Greg Razer, a Kansas City Democrat and the Senate’s only openly gay member, attempted to remove it, but his efforts fell short when only Republican Sen. Elaine Gannon of De Soto joined the Democratic committee members in favor of Razer’s proposal.

The original bill would require school staff to report to parents, within 24 hours, if a minor expresses “discomfort or confusion about the student’s documented identity” or desires to change their pronouns.

The bill also specifies that school personnel cannot “encourage a student under the age of 18 years old to adopt a gender identity or sexual orientation.”

Razer offered another amendment Tuesday that would require staff to contact the Missouri Department of Social Services whenever a parent is contacted regarding students’ LGBTQ status. The school would tell the agency that the child was at-risk of becoming homeless. His fear, Razer said, is that disapproving parents may kick a child out of their home. 

“I think we all can agree that we don’t want children to be homeless,” Razer told fellow committee members.

Sen. Doug Beck, a Democrat from Affton, added that there was a risk of child abuse as well, stacking another amendment atop Razer’s.

“If the parent is going to be notified,” Razer said, “the department needs to be notified that they may have a homeless child or an abused child on their hands.”

Sen. Rick Brattin, a Republican from Harrisonville, said he thought the Democratic amendments were unnecessary.

“Doesn’t the current existing law mandate reporting if they believe there is abuse or anything already going on?” he said. “So this is just redundancy.” 

Brattin said the amendments assume abuse, saying parents should be “innocent until proven guilty.” Razer thought it was best to be precautionary.

“You want to wait until the child is abused?” he asked. “You’re going to put a certain unacceptably large percentage of children at risk.”

Brattin argued with him, saying it was a “very small portion of children.”

Razer became visibly upset.

“If the law says ‘sexual orientation or gender identity,’ say a boy says, ‘I want to take this girl on a date to the dance,’ then do they have to call?” Razer asked. “If that’s not the case, then what we’re saying in your bill is you only call if the student is like me.”

Koenig said he was open to clarifying the bill’s language.

“What we don’t want is, we don’t want the teacher indoctrinating the child to make one decision or the other, or to specifically change names or pronouns,” he said.

State Sen. Lauren Arthur, a Kansas City Democrat, said teachers are not trying to change students’ sexuality or gender identity.

“Without teachers indoctrinating students, there are still conversations about students’ personal lives, who they like, who they want to take to the dance and how they’re feeling at that moment,” she said. “By putting in statute requirements of the teachers to notify parents in conversations where I think we should allow them a little discretion to make the right call, it creates all sorts of additional problems.”

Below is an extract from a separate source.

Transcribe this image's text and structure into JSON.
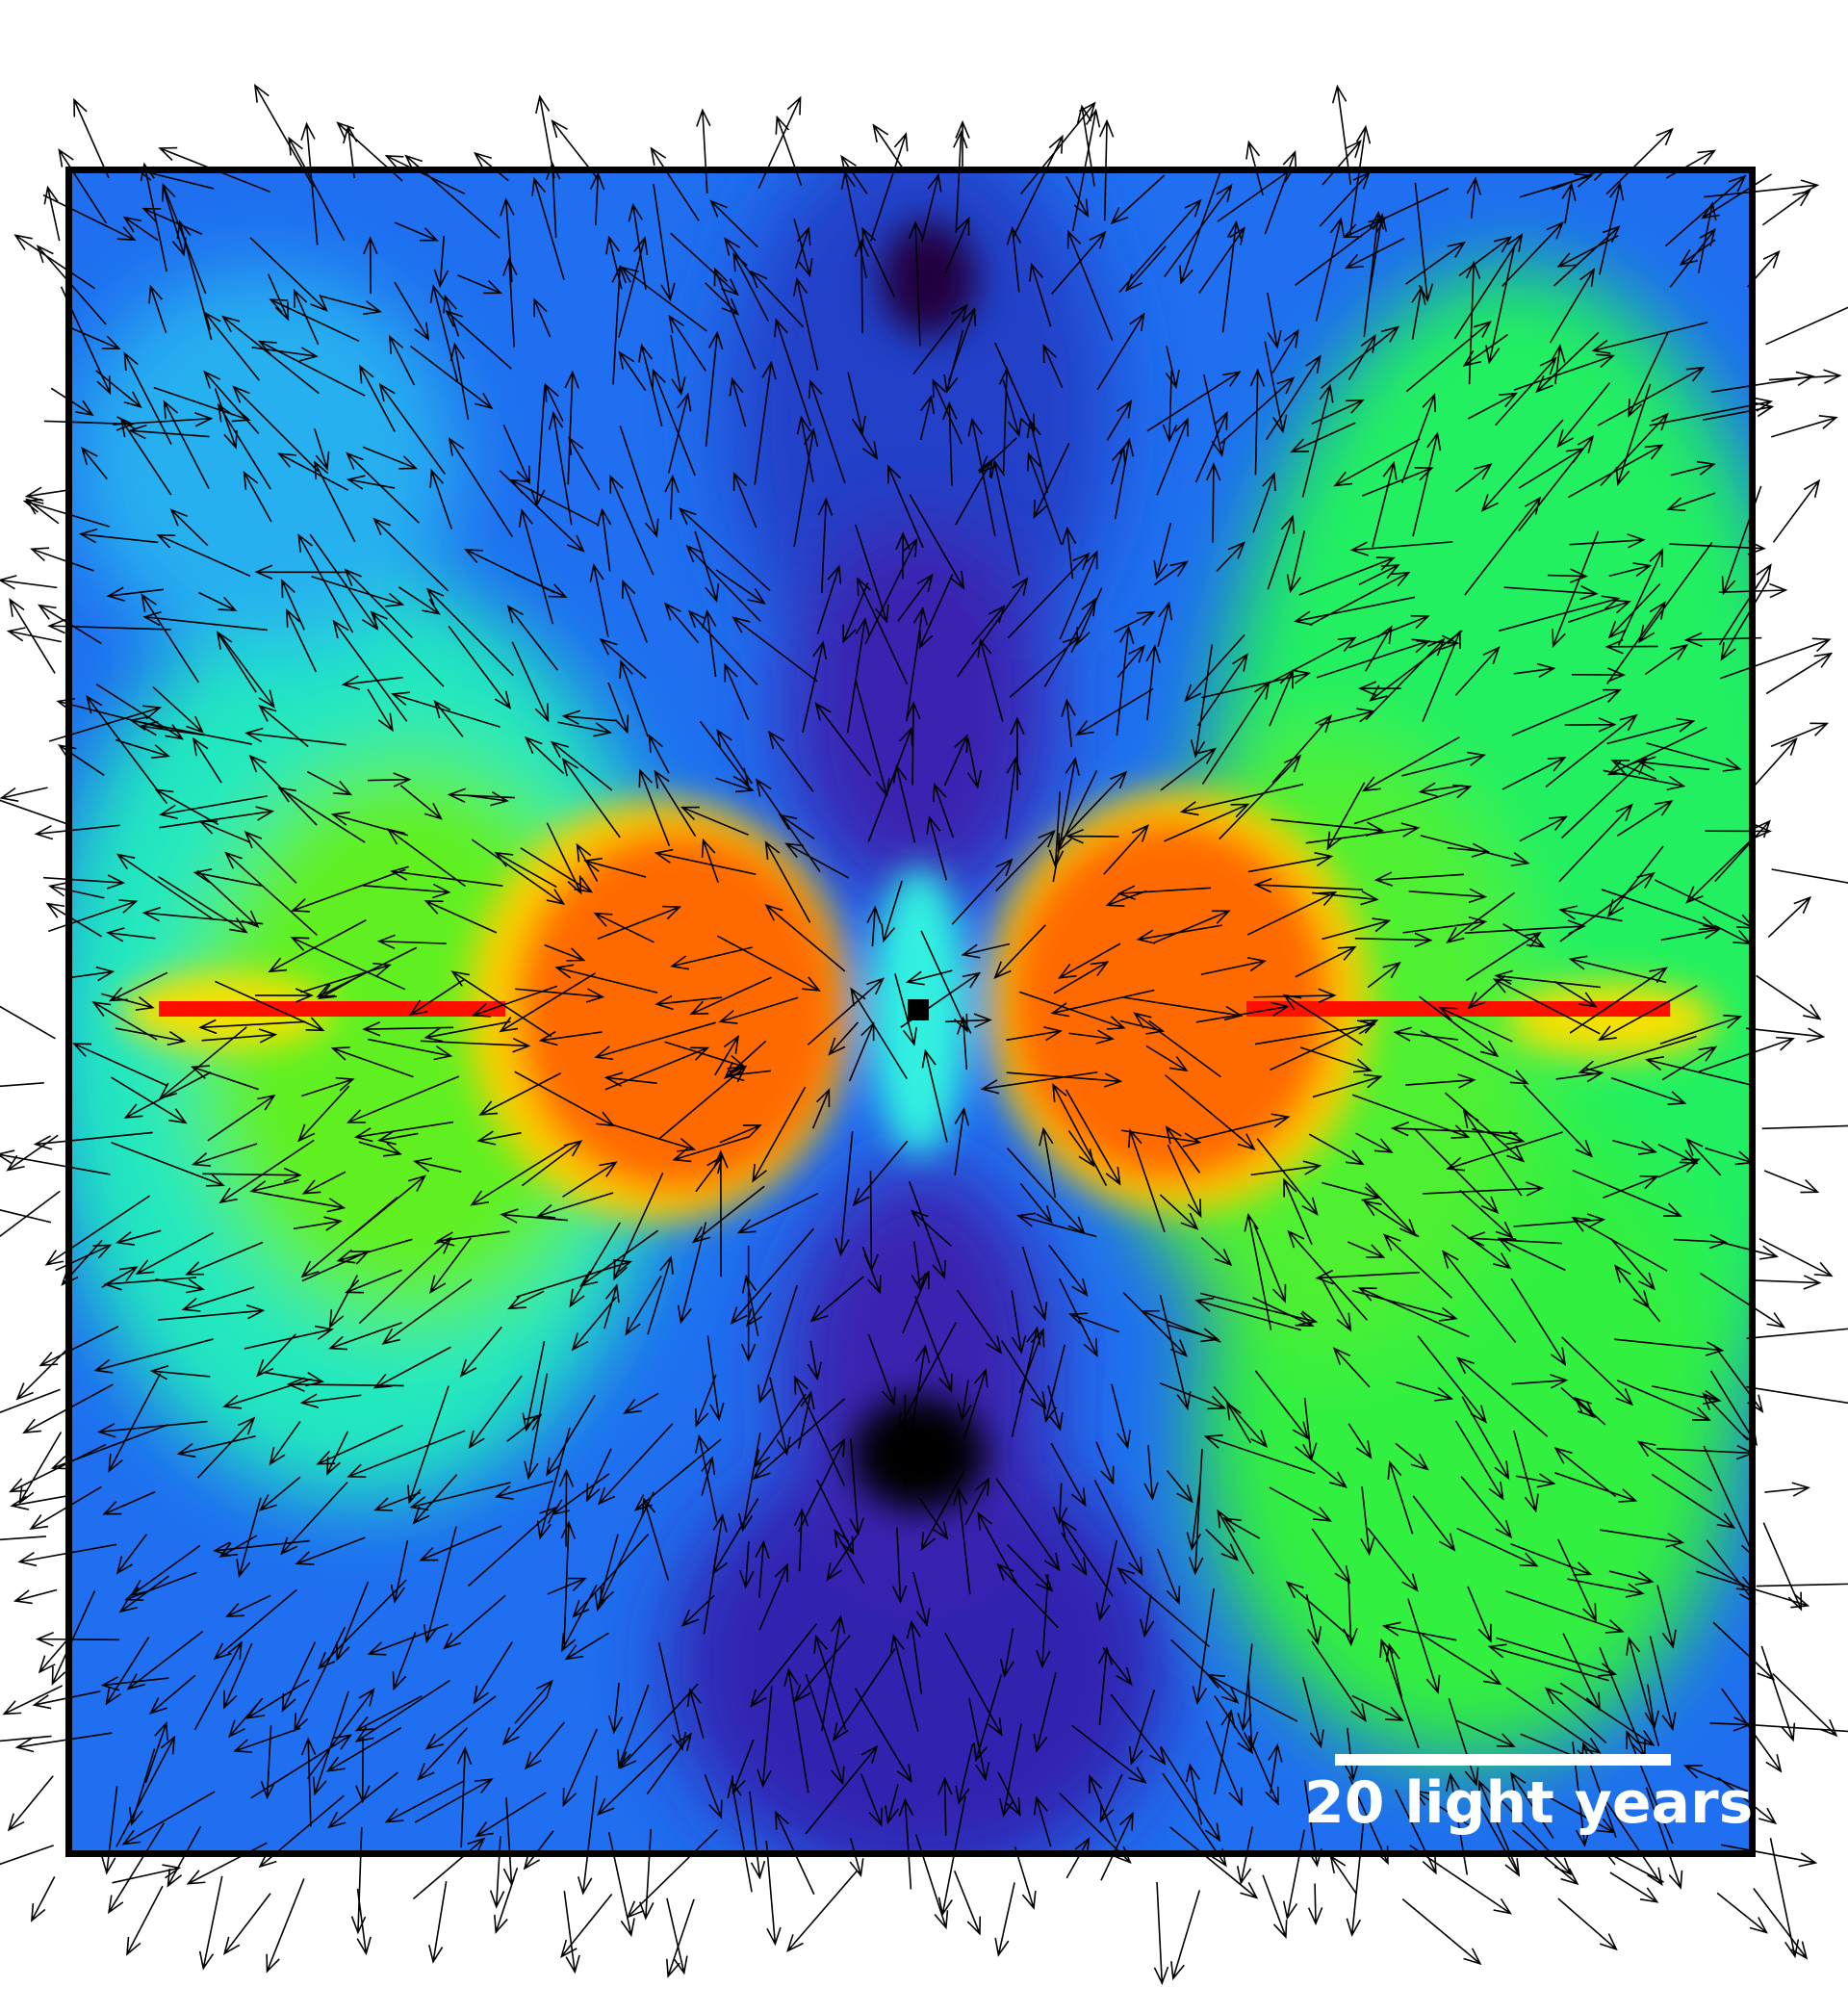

Brattin said he thought the discussion of sexual orientation was “muddying the waters.” He said the bill addresses situations where teachers help children transition by providing clothes or changing their name without parental consent.

“To say that a teacher should have those sorts of conversations, I think is beyond the scope of a teacher,” he said.

Koenig’s bill passed, with the committee’s Democratic members and Gannon in opposition.

The committee’s new chairperson Sen. Curtis Trent, a Republican from Springfield, will be responsible for reporting the bill as “passed” on the Senate floor for it to continue forward. He voted in favor of the legislation.